When I come here I wonder what it was like when the family of J.D. Grant lived here. How long did it take them to get here from their mansion in San Francisco? What was it like when the temperature went over 100o F.? It was not until 1930 that air conditioning became available. What drama was lived out here? What was their joy, what tragedies befell them?

Parts of the trail have copses but for the most part we are out in the sun looking at the brown rolling meadows, the oak trees sitting there majestically regardless of how hot it gets.

Instead of following along the Brush Trail we turn up the Dutch Flats Trail, however it’s not clear where this goes. It says four miles but thinking we would be on familiar territory we neglected to bring a trail map so we don’t know if the four miles will take us back to the trailhead or an additional four miles further away. It’s still morning and we have plenty of time so we go off to explore.
The first part of trail is uphill but continually passes through copses that filter the sun and lay soft light on the ground.
We pass an old fence covered in moss. I wonder how old it is. Once it was probably new wood erected to keep something out or something in. It sat here for who knows how long as the wood decayed and the moss grew on it. How many summers has it survived? What has come and gone during its lifetime?

Once we are on the ridge line we can see San Jose. Somehow seeing local civilization always makes me feel closed in, and so it is with seeing San Jose from afar. A nice view of the city but how much nicer it would be if it were just a valley with no houses, trees or roads.

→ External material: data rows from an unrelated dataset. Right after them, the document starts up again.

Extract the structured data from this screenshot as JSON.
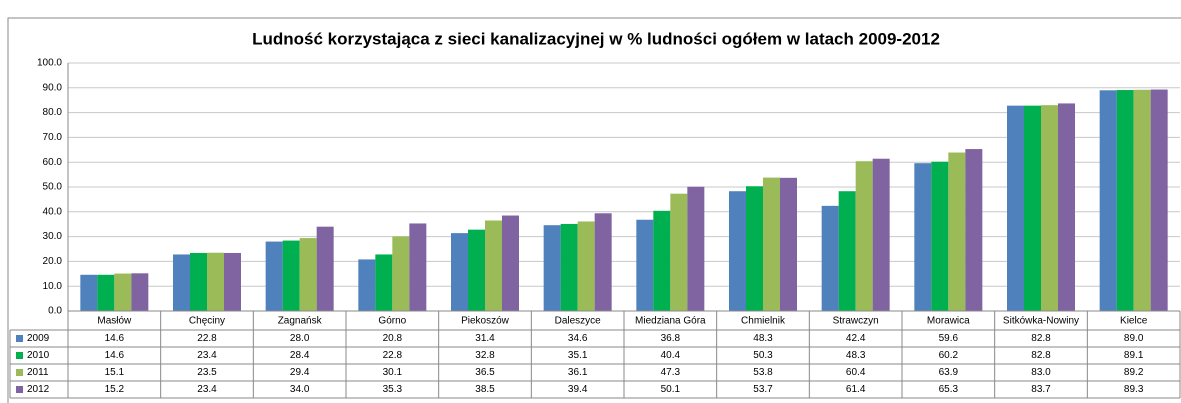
{
  "chart_data": {
    "type": "bar",
    "title": "Ludność korzystająca z sieci kanalizacyjnej w % ludności ogółem w latach 2009-2012",
    "categories": [
      "Masłów",
      "Chęciny",
      "Zagnańsk",
      "Górno",
      "Piekoszów",
      "Daleszyce",
      "Miedziana Góra",
      "Chmielnik",
      "Strawczyn",
      "Morawica",
      "Sitkówka-Nowiny",
      "Kielce"
    ],
    "series": [
      {
        "name": "2009",
        "color": "#4f81bd",
        "values": [
          14.6,
          22.8,
          28.0,
          20.8,
          31.4,
          34.6,
          36.8,
          48.3,
          42.4,
          59.6,
          82.8,
          89.0
        ],
        "value_labels": [
          "14.6",
          "22.8",
          "28.0",
          "20.8",
          "31.4",
          "34.6",
          "36.8",
          "48.3",
          "42.4",
          "59.6",
          "82.8",
          "89.0"
        ]
      },
      {
        "name": "2010",
        "color": "#00b050",
        "values": [
          14.6,
          23.4,
          28.4,
          22.8,
          32.8,
          35.1,
          40.4,
          50.3,
          48.3,
          60.2,
          82.8,
          89.1
        ],
        "value_labels": [
          "14.6",
          "23.4",
          "28.4",
          "22.8",
          "32.8",
          "35.1",
          "40.4",
          "50.3",
          "48.3",
          "60.2",
          "82.8",
          "89.1"
        ]
      },
      {
        "name": "2011",
        "color": "#9bbb59",
        "values": [
          15.1,
          23.5,
          29.4,
          30.1,
          36.5,
          36.1,
          47.3,
          53.8,
          60.4,
          63.9,
          83.0,
          89.2
        ],
        "value_labels": [
          "15.1",
          "23.5",
          "29.4",
          "30.1",
          "36.5",
          "36.1",
          "47.3",
          "53.8",
          "60.4",
          "63.9",
          "83.0",
          "89.2"
        ]
      },
      {
        "name": "2012",
        "color": "#8064a2",
        "values": [
          15.2,
          23.4,
          34.0,
          35.3,
          38.5,
          39.4,
          50.1,
          53.7,
          61.4,
          65.3,
          83.7,
          89.3
        ],
        "value_labels": [
          "15.2",
          "23.4",
          "34.0",
          "35.3",
          "38.5",
          "39.4",
          "50.1",
          "53.7",
          "61.4",
          "65.3",
          "83.7",
          "89.3"
        ]
      }
    ],
    "ylim": [
      0,
      100
    ],
    "yticks": [
      {
        "value": 0,
        "label": "0.0"
      },
      {
        "value": 10,
        "label": "10.0"
      },
      {
        "value": 20,
        "label": "20.0"
      },
      {
        "value": 30,
        "label": "30.0"
      },
      {
        "value": 40,
        "label": "40.0"
      },
      {
        "value": 50,
        "label": "50.0"
      },
      {
        "value": 60,
        "label": "60.0"
      },
      {
        "value": 70,
        "label": "70.0"
      },
      {
        "value": 80,
        "label": "80.0"
      },
      {
        "value": 90,
        "label": "90.0"
      },
      {
        "value": 100,
        "label": "100.0"
      }
    ],
    "grid": true
  }
}
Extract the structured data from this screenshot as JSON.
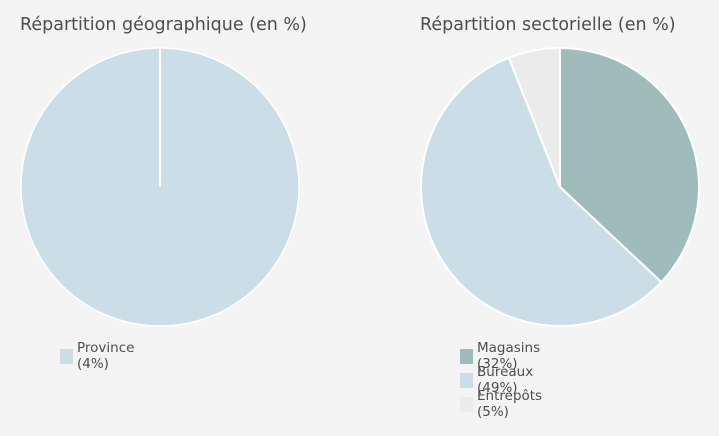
{
  "chart_data": [
    {
      "type": "pie",
      "title": "Répartition géographique (en %)",
      "slices": [
        {
          "label": "Province (4%)",
          "value": 100,
          "color": "#cbdde7"
        }
      ]
    },
    {
      "type": "pie",
      "title": "Répartition sectorielle (en %)",
      "slices": [
        {
          "label": "Magasins (32%)",
          "value": 37,
          "color": "#9fbbbb"
        },
        {
          "label": "Bureaux (49%)",
          "value": 57,
          "color": "#cbdde7"
        },
        {
          "label": "Entrepôts (5%)",
          "value": 6,
          "color": "#ebebeb"
        }
      ]
    }
  ]
}
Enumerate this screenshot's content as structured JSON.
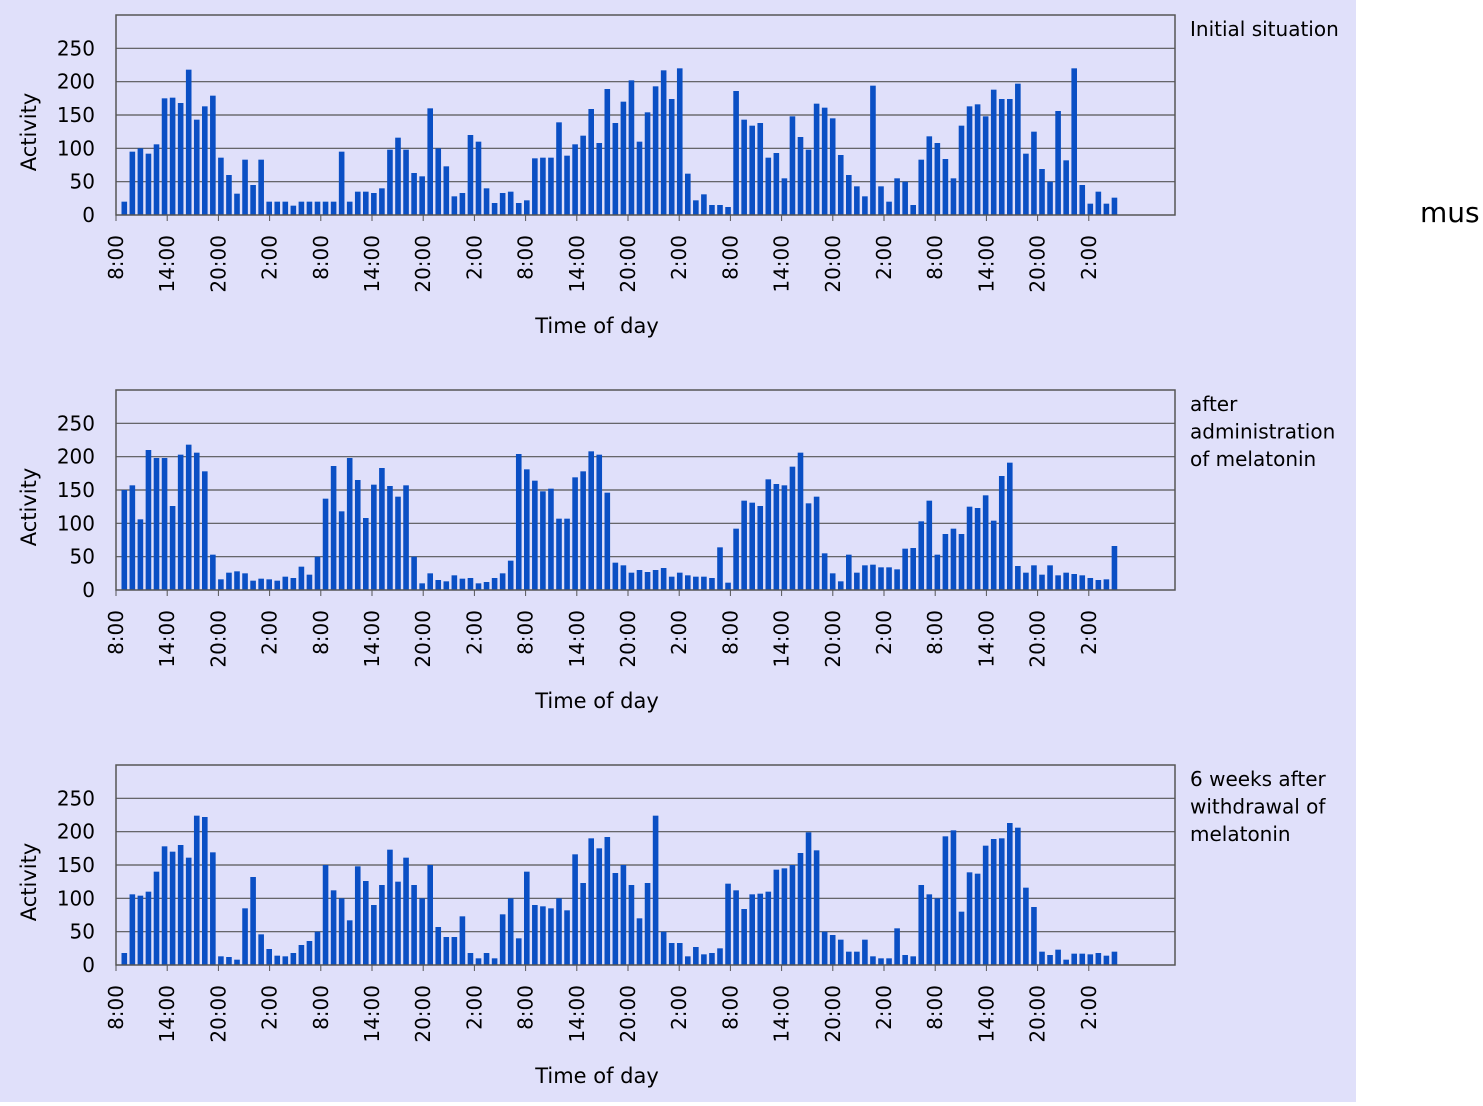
{
  "side_text": "mus",
  "chart_data": [
    {
      "type": "bar",
      "title": "Initial situation",
      "xlabel": "Time of day",
      "ylabel": "Activity",
      "ylim": [
        0,
        300
      ],
      "yticks": [
        0,
        50,
        100,
        150,
        200,
        250
      ],
      "color": "#0a4fc4",
      "xtick_labels": [
        "8:00",
        "14:00",
        "20:00",
        "2:00",
        "8:00",
        "14:00",
        "20:00",
        "2:00",
        "8:00",
        "14:00",
        "20:00",
        "2:00",
        "8:00",
        "14:00",
        "20:00",
        "2:00",
        "8:00",
        "14:00",
        "20:00",
        "2:00"
      ],
      "values": [
        20,
        95,
        100,
        92,
        106,
        175,
        176,
        168,
        218,
        143,
        163,
        179,
        86,
        60,
        32,
        83,
        45,
        83,
        20,
        20,
        20,
        14,
        20,
        20,
        20,
        20,
        20,
        95,
        20,
        35,
        35,
        33,
        40,
        98,
        116,
        98,
        63,
        58,
        160,
        100,
        73,
        28,
        33,
        120,
        110,
        40,
        18,
        33,
        35,
        18,
        22,
        85,
        86,
        86,
        139,
        89,
        106,
        119,
        159,
        108,
        189,
        138,
        170,
        202,
        110,
        154,
        193,
        217,
        174,
        220,
        62,
        22,
        31,
        15,
        15,
        12,
        186,
        143,
        134,
        138,
        86,
        93,
        55,
        148,
        117,
        98,
        167,
        161,
        145,
        90,
        60,
        43,
        28,
        194,
        43,
        20,
        55,
        50,
        15,
        83,
        118,
        108,
        84,
        55,
        134,
        163,
        166,
        148,
        188,
        174,
        174,
        197,
        92,
        125,
        69,
        50,
        156,
        82,
        220,
        45,
        17,
        35,
        17,
        26
      ],
      "grid": true,
      "legend": "none"
    },
    {
      "type": "bar",
      "title": "after administration of melatonin",
      "xlabel": "Time of day",
      "ylabel": "Activity",
      "ylim": [
        0,
        300
      ],
      "yticks": [
        0,
        50,
        100,
        150,
        200,
        250
      ],
      "color": "#0a4fc4",
      "xtick_labels": [
        "8:00",
        "14:00",
        "20:00",
        "2:00",
        "8:00",
        "14:00",
        "20:00",
        "2:00",
        "8:00",
        "14:00",
        "20:00",
        "2:00",
        "8:00",
        "14:00",
        "20:00",
        "2:00",
        "8:00",
        "14:00",
        "20:00",
        "2:00"
      ],
      "values": [
        150,
        157,
        106,
        210,
        198,
        198,
        126,
        203,
        218,
        206,
        178,
        53,
        16,
        26,
        28,
        25,
        14,
        17,
        16,
        14,
        20,
        18,
        35,
        23,
        50,
        137,
        186,
        118,
        198,
        165,
        108,
        158,
        183,
        156,
        140,
        157,
        50,
        10,
        25,
        15,
        13,
        22,
        17,
        18,
        10,
        12,
        18,
        25,
        44,
        204,
        181,
        164,
        148,
        152,
        107,
        107,
        169,
        178,
        208,
        203,
        146,
        41,
        37,
        26,
        30,
        27,
        30,
        33,
        20,
        26,
        22,
        20,
        20,
        18,
        64,
        11,
        92,
        134,
        131,
        126,
        166,
        159,
        157,
        185,
        206,
        130,
        140,
        55,
        25,
        13,
        53,
        26,
        37,
        38,
        34,
        34,
        31,
        62,
        63,
        103,
        134,
        53,
        84,
        92,
        84,
        125,
        123,
        142,
        104,
        171,
        191,
        36,
        26,
        37,
        23,
        37,
        22,
        26,
        24,
        22,
        18,
        15,
        16,
        66
      ],
      "grid": true,
      "legend": "none"
    },
    {
      "type": "bar",
      "title": "6 weeks after withdrawal of melatonin",
      "xlabel": "Time of day",
      "ylabel": "Activity",
      "ylim": [
        0,
        300
      ],
      "yticks": [
        0,
        50,
        100,
        150,
        200,
        250
      ],
      "color": "#0a4fc4",
      "xtick_labels": [
        "8:00",
        "14:00",
        "20:00",
        "2:00",
        "8:00",
        "14:00",
        "20:00",
        "2:00",
        "8:00",
        "14:00",
        "20:00",
        "2:00",
        "8:00",
        "14:00",
        "20:00",
        "2:00",
        "8:00",
        "14:00",
        "20:00",
        "2:00"
      ],
      "values": [
        18,
        106,
        104,
        110,
        140,
        178,
        170,
        180,
        161,
        224,
        222,
        169,
        13,
        12,
        8,
        85,
        132,
        46,
        24,
        14,
        13,
        18,
        30,
        36,
        50,
        150,
        112,
        100,
        67,
        148,
        126,
        90,
        120,
        173,
        125,
        161,
        120,
        100,
        150,
        57,
        42,
        42,
        73,
        18,
        10,
        18,
        10,
        76,
        100,
        40,
        140,
        90,
        88,
        85,
        100,
        82,
        166,
        123,
        190,
        175,
        192,
        138,
        150,
        120,
        70,
        123,
        224,
        50,
        33,
        33,
        13,
        27,
        16,
        18,
        25,
        122,
        112,
        84,
        106,
        107,
        110,
        143,
        145,
        150,
        168,
        199,
        172,
        50,
        45,
        38,
        20,
        20,
        38,
        13,
        10,
        10,
        55,
        15,
        13,
        120,
        106,
        100,
        193,
        202,
        80,
        139,
        137,
        179,
        189,
        190,
        213,
        206,
        116,
        87,
        20,
        15,
        23,
        8,
        17,
        17,
        16,
        18,
        14,
        20
      ],
      "grid": true,
      "legend": "none"
    }
  ]
}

The land to our left is private. Another old fence is keeping the cows separated from the hikers and bikers. Something about the view makes me reflect again on times past but this time I’m thinking of the early days of California when cattle ranching was probably a significant part of the economy.

As we move along the trail it’s clear that we are heading back to the trailhead. Grant Lake can be seen in the distance and so now it’s just a matter of finding our way back.
According to my trusty Timex temperature watch it’s now about 92o and we are grateful for any wind that we can find on the ridge.

Eventually we start down the hillside and it’s clear that the Dutch Flat Trail is just a loop around – something that is self evident when you look at the map.

Back in the car park there are more cars than when we arrived but it’s still deserted, none of the picnic tables are occupied and the only person around is a solo hiker returning to his car.

I guess everyone stays home on the 4th July.